As I pondered Elder Cook’s talk, I couldn’t help but hearken back to 1 Corinthians Chapter 12, which discuss the gifts of the spirit. The chapter makes it abundantly clear that not everyone gets the same gift, and that all are needed in the church of Christ. “For to one is given by the spirit the word of wisdom; another word of knowledge by the same spirit.”
Could it be possible that me and my atheist cohorts haven’t been blessed by the same spirit of understanding as the rest of you? That despite our skepticism there’s still a place for our viewpoint in the body of Christ?
I’m not sure Mormon leaders see it that way. Almost all the talks on the topic of atheism and secularism included a line to the effect of “the doors are always open when you repent and/or come to your senses,” implying that you’re either in or you’re out.

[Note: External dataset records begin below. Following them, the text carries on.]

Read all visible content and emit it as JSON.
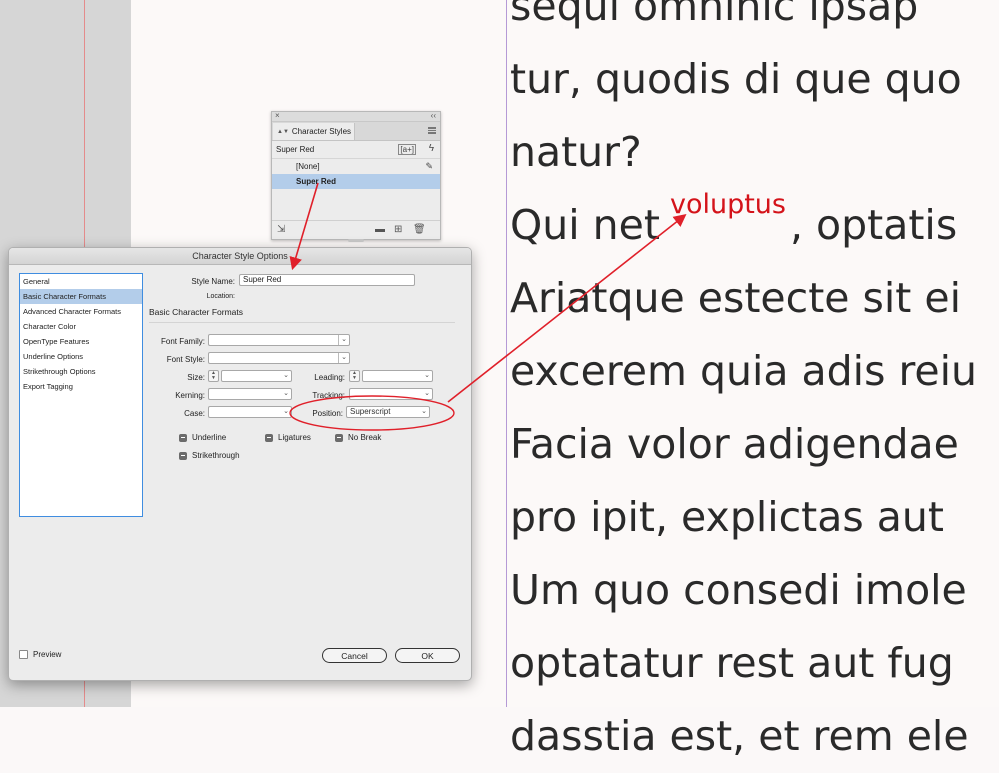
{
  "document": {
    "lines": [
      "sequi omnihic ipsap",
      "tur, quodis di que quo",
      "natur?",
      "Ariatque estecte sit ei",
      "excerem quia adis reiu",
      "Facia volor adigendae",
      "pro ipit, explictas aut",
      "Um quo consedi imole",
      "optatatur rest aut fug",
      "dasstia est, et rem ele"
    ],
    "line_qui_start": "Qui net",
    "line_qui_sup": "voluptus",
    "line_qui_end": ", optatis",
    "colors": {
      "superscript": "#d4131a",
      "annotation": "#e0202a"
    }
  },
  "char_styles_panel": {
    "close": "×",
    "collapse": "‹‹",
    "tab_label": "Character Styles",
    "current_style": "Super Red",
    "new_style_icon_text": "[a+]",
    "items": [
      {
        "label": "[None]"
      },
      {
        "label": "Super Red"
      }
    ]
  },
  "dialog": {
    "title": "Character Style Options",
    "categories": [
      "General",
      "Basic Character Formats",
      "Advanced Character Formats",
      "Character Color",
      "OpenType Features",
      "Underline Options",
      "Strikethrough Options",
      "Export Tagging"
    ],
    "style_name_label": "Style Name:",
    "style_name_value": "Super Red",
    "location_label": "Location:",
    "section_title": "Basic Character Formats",
    "font_family_label": "Font Family:",
    "font_style_label": "Font Style:",
    "size_label": "Size:",
    "leading_label": "Leading:",
    "kerning_label": "Kerning:",
    "tracking_label": "Tracking:",
    "case_label": "Case:",
    "position_label": "Position:",
    "position_value": "Superscript",
    "underline_label": "Underline",
    "ligatures_label": "Ligatures",
    "nobreak_label": "No Break",
    "strikethrough_label": "Strikethrough",
    "preview_label": "Preview",
    "cancel_label": "Cancel",
    "ok_label": "OK"
  }
}
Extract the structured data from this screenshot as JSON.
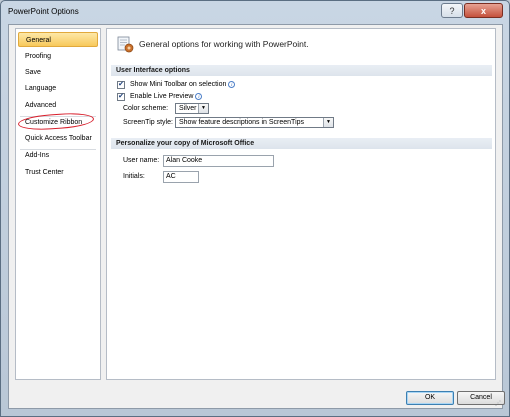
{
  "window": {
    "title": "PowerPoint Options",
    "help_glyph": "?",
    "close_glyph": "x"
  },
  "sidebar": {
    "items": [
      {
        "label": "General"
      },
      {
        "label": "Proofing"
      },
      {
        "label": "Save"
      },
      {
        "label": "Language"
      },
      {
        "label": "Advanced"
      },
      {
        "label": "Customize Ribbon"
      },
      {
        "label": "Quick Access Toolbar"
      },
      {
        "label": "Add-Ins"
      },
      {
        "label": "Trust Center"
      }
    ],
    "selected": "General"
  },
  "content": {
    "header": "General options for working with PowerPoint.",
    "ui_section": {
      "title": "User Interface options",
      "mini_toolbar": {
        "label": "Show Mini Toolbar on selection",
        "checked": true
      },
      "live_preview": {
        "label": "Enable Live Preview",
        "checked": true
      },
      "color_scheme": {
        "label": "Color scheme:",
        "value": "Silver"
      },
      "screentip": {
        "label": "ScreenTip style:",
        "value": "Show feature descriptions in ScreenTips"
      }
    },
    "personalize_section": {
      "title": "Personalize your copy of Microsoft Office",
      "username": {
        "label": "User name:",
        "value": "Alan Cooke"
      },
      "initials": {
        "label": "Initials:",
        "value": "AC"
      }
    }
  },
  "footer": {
    "ok": "OK",
    "cancel": "Cancel"
  },
  "colors": {
    "selected_nav": "#f8c95b",
    "annotation_circle": "#d81e2b",
    "close_button": "#c4513c"
  }
}
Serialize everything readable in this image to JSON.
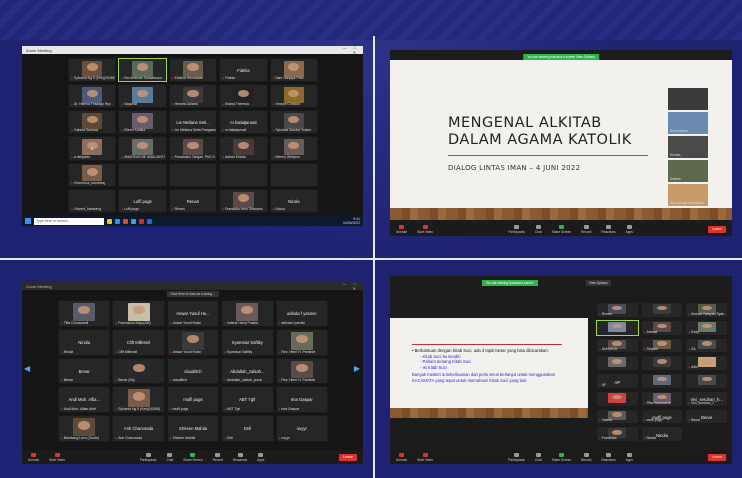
{
  "panel_tl": {
    "title": "Zoom Meeting",
    "tiles": [
      {
        "big": "",
        "name": "Sylvania Ng 5 (Keh)(00085)",
        "v": "#6a4e3e"
      },
      {
        "big": "",
        "name": "Rm Andreas Sansahrauri",
        "v": "#5a6a5a",
        "active": true
      },
      {
        "big": "",
        "name": "Kristina Hendriwati",
        "v": "#6a5a4a"
      },
      {
        "big": "Fidelia",
        "name": "Fidelia",
        "v": ""
      },
      {
        "big": "",
        "name": "Sam Sanjaya Putri",
        "v": "#8a6a4a"
      },
      {
        "big": "",
        "name": "Dr. Helena Frisadgo Ryo",
        "v": "#4a5a7a"
      },
      {
        "big": "",
        "name": "Sayanita",
        "v": "#5a7a9a"
      },
      {
        "big": "",
        "name": "Hendra Julianto",
        "v": "#3a3a3a"
      },
      {
        "big": "",
        "name": "Kirana Theresia",
        "v": "#222"
      },
      {
        "big": "",
        "name": "Yoseph Christon",
        "v": "#8a6a2a"
      },
      {
        "big": "",
        "name": "Yuliana Santosa",
        "v": "#5a4a3a"
      },
      {
        "big": "",
        "name": "Eileen Kartika",
        "v": "#6a5a6a"
      },
      {
        "big": "Lie Meilana Seti...",
        "name": "Lie Meilana Setia Pangastuti",
        "v": ""
      },
      {
        "big": "m.hatiatjaruati",
        "name": "m.hatiatjaruati",
        "v": ""
      },
      {
        "big": "",
        "name": "Sylvania Sandra Yuliani",
        "v": "#4a4a4a"
      },
      {
        "big": "a",
        "name": "a deliyanto",
        "v": "#8b6e5e"
      },
      {
        "big": "",
        "name": "ANDREAS BE AMALIANTO",
        "v": "#6a6a6a"
      },
      {
        "big": "",
        "name": "Fransiskus Tarigan, PhD S.",
        "v": "#5a4a4a"
      },
      {
        "big": "",
        "name": "Adrian Kirana",
        "v": "#4a3a3a"
      },
      {
        "big": "",
        "name": "Wenny Wahyuni",
        "v": "#6a5a5a"
      },
      {
        "big": "",
        "name": "Vincentius_bambang",
        "v": "#7a5a4a"
      },
      {
        "big": "",
        "name": "",
        "v": ""
      },
      {
        "big": "",
        "name": "",
        "v": ""
      },
      {
        "big": "",
        "name": "",
        "v": ""
      },
      {
        "big": "",
        "name": "",
        "v": ""
      },
      {
        "big": "",
        "name": "Vincent_bambang",
        "v": ""
      },
      {
        "big": "Luffi pugs",
        "name": "Luffi pugs",
        "v": ""
      },
      {
        "big": "Renan",
        "name": "Renan",
        "v": ""
      },
      {
        "big": "",
        "name": "Fransiska Heru Siswanto",
        "v": "#5a4a4a"
      },
      {
        "big": "Nicola",
        "name": "Nicola",
        "v": ""
      }
    ],
    "search": "Type here to search",
    "clock_time": "9:41",
    "clock_date": "04/06/2022"
  },
  "panel_tr": {
    "recording_bar": "You are viewing Kanisius's screen  View Options",
    "view_options": "View Options",
    "slide_title_1": "MENGENAL ALKITAB",
    "slide_title_2": "DALAM AGAMA KATOLIK",
    "slide_subtitle": "DIALOG LINTAS IMAN – 4 JUNI 2022",
    "side_tiles": [
      {
        "name": "",
        "v": "#3a3a3a"
      },
      {
        "name": "Rm Andreas",
        "v": "#6a8ab0"
      },
      {
        "name": "Hendra",
        "v": "#4a4a4a"
      },
      {
        "name": "Kristina",
        "v": "#5a6a4a"
      },
      {
        "name": "Rev. Ahmad Hermawan",
        "v": "#c89b6a"
      }
    ]
  },
  "panel_bl": {
    "title": "Zoom Meeting",
    "banner": "Click Here to view as a dialog...",
    "tiles": [
      {
        "big": "",
        "name": "Tiffa Gunawandi",
        "v": "#5a5a6a"
      },
      {
        "big": "",
        "name": "Fransiskus Bayu(AM)",
        "v": "#c8bfa8"
      },
      {
        "big": "Anwar Yusuf Hu...",
        "name": "Anwar Yusuf Husin",
        "v": ""
      },
      {
        "big": "",
        "name": "Valeria Harry Praska",
        "v": "#6a5a5a"
      },
      {
        "big": "adinda f yasmin",
        "name": "adinda f yasmin",
        "v": ""
      },
      {
        "big": "Nindia",
        "name": "Nindia",
        "v": ""
      },
      {
        "big": "Clift Milleniel",
        "name": "Clift Milleniel",
        "v": ""
      },
      {
        "big": "",
        "name": "Anwar Yusuf Husin",
        "v": "#3a3a3a"
      },
      {
        "big": "Syamsiar Saftiky",
        "name": "Syamsiar Saftiky",
        "v": ""
      },
      {
        "big": "",
        "name": "Rev. Henri H. Pardede",
        "v": "#6a6a5a"
      },
      {
        "big": "Benar",
        "name": "Benar",
        "v": ""
      },
      {
        "big": "",
        "name": "Benar (Sa)",
        "v": "#2a2a2a"
      },
      {
        "big": "claudiltch",
        "name": "claudiltch",
        "v": ""
      },
      {
        "big": "Abdullah_zakiah...",
        "name": "Abdullah_zakiah_proud",
        "v": ""
      },
      {
        "big": "",
        "name": "Rev. Henri H. Pardede",
        "v": "#5a4a4a"
      },
      {
        "big": "Andi Muh. Alfia...",
        "name": "Andi Muh. Alfian Ariel",
        "v": ""
      },
      {
        "big": "",
        "name": "Sylvania Ng 5 (Keh)(00085)",
        "v": "#7a5a4a"
      },
      {
        "big": "muffi pugs",
        "name": "muffi pugs",
        "v": ""
      },
      {
        "big": "ABT Tgfr",
        "name": "ABT Tgfr",
        "v": ""
      },
      {
        "big": "Ima Gaspar",
        "name": "Ima Gaspar",
        "v": ""
      },
      {
        "big": "",
        "name": "Bambang Liem (Guide)",
        "v": "#5a4a3a"
      },
      {
        "big": "Anh Chanorada",
        "name": "Anh Chanorada",
        "v": ""
      },
      {
        "big": "Shireen Mahila",
        "name": "Shireen Mahila",
        "v": ""
      },
      {
        "big": "Dell",
        "name": "Dell",
        "v": ""
      },
      {
        "big": "nuyyr",
        "name": "nuyyr",
        "v": ""
      }
    ]
  },
  "panel_br": {
    "recording_bar": "You are viewing Kanisius's screen",
    "view_options": "View Options",
    "slide_heading": "• Berbantuan dengan Kitab Suci, ada 3 topik besar yang bisa dibicarakan:",
    "bullets": [
      "- Kitab Suci itu sendiri",
      "- Paham tentang Kitab Suci",
      "- Isi Kitab Suci"
    ],
    "body": "Banyak mesteri & kekeliruanan dari perlu terus berlanjut untuk menggunakan KACAMATA yang tepat untuk memahami Kitab Suci yang lain.",
    "tiles": [
      {
        "big": "",
        "name": "Renan",
        "v": "#4a4a5a"
      },
      {
        "big": "",
        "name": "",
        "v": "#3a3a3a"
      },
      {
        "big": "",
        "name": "Ahmad Yassyan Syah...",
        "v": "#5a5a4a"
      },
      {
        "big": "",
        "name": "",
        "v": "#7a8aa0",
        "active": true
      },
      {
        "big": "",
        "name": "Ahmad",
        "v": "#5a4a4a"
      },
      {
        "big": "",
        "name": "Eddy",
        "v": "#6a7a6a"
      },
      {
        "big": "",
        "name": "ANHUKOL",
        "v": "#5a4a4a"
      },
      {
        "big": "",
        "name": "Setyani",
        "v": "#6a5a4a"
      },
      {
        "big": "",
        "name": "SA",
        "v": "#4a4a4a"
      },
      {
        "big": "",
        "name": "",
        "v": "#6a6a6a"
      },
      {
        "big": "",
        "name": "",
        "v": "#3a3a3a"
      },
      {
        "big": "",
        "name": "Adhi",
        "v": "#c8a07a"
      },
      {
        "big": "AP",
        "name": "AP",
        "v": ""
      },
      {
        "big": "",
        "name": "",
        "v": "#5a6a7a"
      },
      {
        "big": "",
        "name": "",
        "v": "#4a4a4a"
      },
      {
        "big": "",
        "name": "",
        "v": "#d04040"
      },
      {
        "big": "",
        "name": "Tiffa Gunawandi",
        "v": "#6a5a6a"
      },
      {
        "big": "Vivi_seruhan_h...",
        "name": "Vivi_seruhan_h",
        "v": ""
      },
      {
        "big": "",
        "name": "Valeria",
        "v": "#5a5a5a"
      },
      {
        "big": "muffi pugs",
        "name": "muffi pugs",
        "v": ""
      },
      {
        "big": "Benar",
        "name": "Benar",
        "v": ""
      },
      {
        "big": "",
        "name": "Fransiska",
        "v": "#3a3a3a"
      },
      {
        "big": "Nindia",
        "name": "Nindia",
        "v": ""
      }
    ]
  },
  "toolbar": {
    "unmute": "Unmute",
    "video": "Start Video",
    "participants": "Participants",
    "chat": "Chat",
    "share": "Share Screen",
    "record": "Record",
    "reactions": "Reactions",
    "apps": "Apps",
    "end": "Leave"
  }
}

What do you think Mormon friends and family? Is there a place for me in your average Sunday School or Elder's Quorum class? If you think I’m vain or foolish, I appreciate your constructive feedback (even if you want to leave it anonymously). If you are holding out hope that I’ll eventually return, also please be honest. And if you honestly think there’s a place for me in the church (or not), I’d also like to hear about it. Thanks for your time.